38      It is recalled in that regard, in paragraphs 8 and 11 of the Recommendations to national courts and tribunals in relation to the initiation of preliminary ruling proceedings (OJ 2019 C 380, p. 1), that the request for a preliminary ruling cannot concern the issues of fact raised in the main proceedings and that the Court does not itself apply EU law to that dispute.

39      It follows that, in the present case, the Court has no jurisdiction to answer the questions referred.

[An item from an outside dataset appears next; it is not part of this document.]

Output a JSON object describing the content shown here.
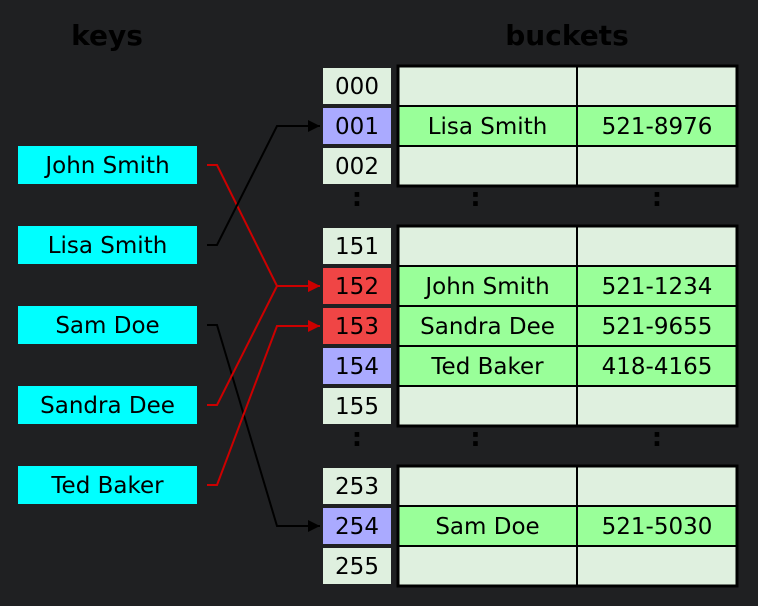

40      Moreover, it should be noted that those questions are based on the premiss that the recipient of the technical support services at issue in the main proceedings, namely Lalib, cannot be regarded as the recipient of those services if it is not that company but WML which was in fact providing the entertainment services concerned, so that the licence agreement concluded between WML and Lalib is an artificial arrangement arising from an abuse of rights and that that abuse necessarily affects the contractual relationship between DuoDecad and Lalib and, consequently, the rights and obligations of those companies under Directive 2006/112. As the Advocate General noted, in essence, in points 63 and 65 of her Opinion, it is for the referring court to assess whether the contract between DuoDecad and Lalib arises itself from an abuse of rights in the sphere of VAT, which could be the case, in particular, if it were to be found that there is a wholly artificial arrangement, which does not reflect economic reality, involving, in particular, WML, Lalib and DuoDecad, which was drawn up with the sole aim of obtaining an advantage in the sphere of VAT.

41      It must be recalled, in that regard, that, as it was noted in paragraph 36 of the judgment of 17 December 2015, WebMindLicenses (C‑419/14, EU:C:2015:832), in the sphere of VAT, an abusive practice can be found to exist only if, first, the transactions concerned, notwithstanding formal application of the conditions laid down by the relevant provisions of Directive 2006/112 and the national legislation transposing it, result in the accrual of a tax advantage the grant of which would be contrary to the purpose of those provisions and, second, it is apparent from a number of objective factors that the essential aim of the transactions concerned is solely to obtain that tax advantage.

 Costs

42      Since these proceedings are, for the parties to the main proceedings, a step in the action pending before the national court, the decision on costs is a matter for that court. Costs incurred in submitting observations to the Court, other than the costs of those parties, are not recoverable.

On those grounds, the Court (Tenth Chamber) hereby rules:

The Court of Justice of the European Union has no jurisdiction to answer the questions referred by the Fővárosi Törvényszék (Budapest High Court, Hungary), made by decision of 28 September 2020.

[Signatures]


*      Language of the case: Hungarian.